Kami merasa heran, mengapa mata para pembuat berita tersebut tidak bisa melihat bagaimana para siswa, guru, dan petinggi sekolah kami begitu menghormati dan menyambut beliau dengan baik. Tak terpikir bagaimana bisa telinga mereka tidak mendengar tingginya pujian yang diberikan petinggi sekolah kami kepada beliau. Tak menyangka bagaimana bisa suatu hati dapat ditutup kabut tebal yang menutupi nuraninya sendiri.
Ya, berita berita itulah yang berhasil menyeret dan memprovokasi sebagian dari masyarakat. "Kalian tidak Pancasila?", "Kaum intoleran", "Manusia kardus pengkhianat bangsa", kata mereka dengan gampangnya. Tak pernah terbayangkan sebelumnya bahwa kami harus menghadapi kejamnya teriakan teriakan itu. Kami tidak mengerti mengapa hati kami dipaksa untuk mengerti bagaimana pahit rasanya melihat suatu sekolah yang selalu mengajarkan kami toleransi, memberikan kesempatan bagi para siswanya untuk hidup di berbagai pesantren, sekolah Islam, maupun sekolah Buddha dituduh sebagai penyebar intoleransi dan kesesatan.

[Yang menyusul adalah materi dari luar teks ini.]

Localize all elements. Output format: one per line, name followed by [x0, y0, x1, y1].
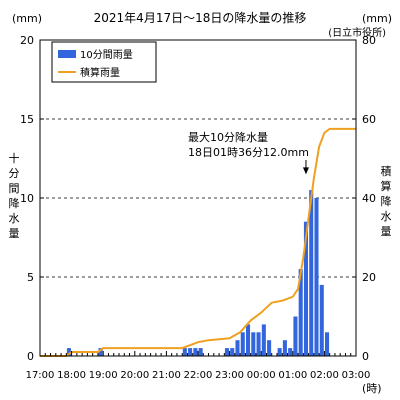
x-tick-label: 21:00	[152, 370, 181, 381]
annotation-line1: 最大10分降水量	[188, 130, 268, 144]
right-tick-label: 80	[362, 34, 376, 47]
bar	[230, 348, 235, 356]
x-tick-labels: 17:00 18:00 19:00 20:00 21:00 22:00 23:00 00:00…	[26, 370, 371, 381]
bar	[240, 332, 245, 356]
right-axis-label-char: 積	[381, 164, 392, 178]
left-axis-label-char: 水	[9, 212, 20, 225]
annotation-arrowhead	[302, 167, 309, 175]
left-tick-label: 15	[20, 113, 34, 126]
bar	[314, 198, 319, 356]
left-axis-label-char: 分	[9, 167, 20, 180]
right-axis-label-char: 算	[381, 179, 392, 193]
left-tick-label: 20	[20, 34, 34, 47]
chart-subtitle: (日立市役所)	[328, 26, 386, 39]
x-tick-label: 00:00	[247, 370, 276, 381]
chart-title: 2021年4月17日～18日の降水量の推移	[94, 11, 307, 25]
bar	[277, 348, 282, 356]
bar	[182, 348, 187, 356]
right-tick-label: 20	[362, 271, 376, 284]
left-axis-label-char: 量	[9, 227, 20, 240]
left-tick-label: 0	[27, 350, 34, 363]
x-tick-label: 17:00	[26, 370, 55, 381]
right-axis-label-char: 量	[381, 225, 392, 238]
cumulative-line	[40, 127, 356, 357]
legend-box	[51, 41, 157, 83]
y-tick-labels: 0 5 10 15 20 0 20 40 60 80	[20, 34, 376, 363]
x-tick-label: 03:00	[342, 370, 371, 381]
bar	[303, 221, 308, 356]
legend-bar-swatch	[58, 50, 76, 58]
legend-line-label: 積算雨量	[80, 66, 120, 79]
bar	[325, 332, 330, 356]
bar	[267, 340, 272, 356]
bar	[309, 190, 314, 356]
bar	[288, 348, 293, 356]
right-tick-label: 0	[362, 350, 369, 363]
x-tick-label: 20:00	[120, 370, 149, 381]
left-axis-label-char: 間	[9, 182, 20, 195]
left-unit-label: (mm)	[12, 12, 42, 25]
x-unit-label: (時)	[362, 382, 382, 395]
right-tick-label: 60	[362, 113, 376, 126]
left-axis-label-char: 降	[9, 196, 20, 210]
grid-lines	[40, 118, 356, 278]
x-tick-label: 22:00	[184, 370, 213, 381]
bar	[261, 324, 266, 356]
bar	[251, 332, 256, 356]
annotation-line2: 18日01時36分12.0mm	[188, 146, 309, 159]
bar	[256, 332, 261, 356]
x-tick-label: 19:00	[89, 370, 118, 381]
bar	[193, 348, 198, 356]
x-tick-label: 02:00	[310, 370, 339, 381]
right-axis-label-char: 水	[381, 210, 392, 223]
right-axis-label-char: 降	[381, 194, 392, 208]
x-tick-label: 18:00	[57, 370, 86, 381]
left-axis-label-char: 十	[9, 151, 20, 165]
left-tick-label: 10	[20, 192, 34, 205]
bar	[235, 340, 240, 356]
legend-bar-label: 10分間雨量	[80, 49, 133, 61]
line-series	[40, 127, 356, 357]
x-tick-label: 01:00	[278, 370, 307, 381]
right-tick-label: 40	[362, 192, 376, 205]
bar	[319, 284, 324, 356]
bar	[298, 269, 303, 356]
axes	[39, 39, 357, 357]
bar	[224, 348, 229, 356]
bar	[66, 348, 71, 356]
bar	[188, 348, 193, 356]
bar	[246, 324, 251, 356]
left-tick-label: 5	[27, 271, 34, 284]
bar	[198, 348, 203, 356]
bar-series	[66, 190, 330, 356]
right-unit-label: (mm)	[362, 12, 392, 25]
bar	[282, 340, 287, 356]
bar	[98, 348, 103, 356]
legend: 10分間雨量 積算雨量	[51, 41, 157, 83]
x-tick-label: 23:00	[215, 370, 244, 381]
max-annotation: 最大10分降水量 18日01時36分12.0mm	[188, 130, 309, 175]
bar	[293, 316, 298, 356]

Kami tidak mengerti mengapa pikiran kami dipaksa untuk tidak berhenti memikirkan hari hari kami pada minggu ini, ketika kami yang hanya ingin belajar dengan tenang harus terancam hasutan demo yang beredar luas di masyarakat. Kami tidak mengerti masih berapa lama lagi waktu yang harus kami habiskan untuk meyakinkan orang tua kami agar tidak mengkhawatirkan nasib kami di sekolah.
Kami hanyalah siswa siswa biasa yang mau belajar. Kami tidak tahu sampai kapan publik mau terseret dalam berita dan hasutan yang tidak berdasar. Kami juga tidak tahu sampai kapan nama sekolah kami dituduh sebagai suatu institusi yang melawan nilai toleransi yang sudah mengakar. Tetapi satu hal yang pasti, Kolese Kanisius adalah almamater kami.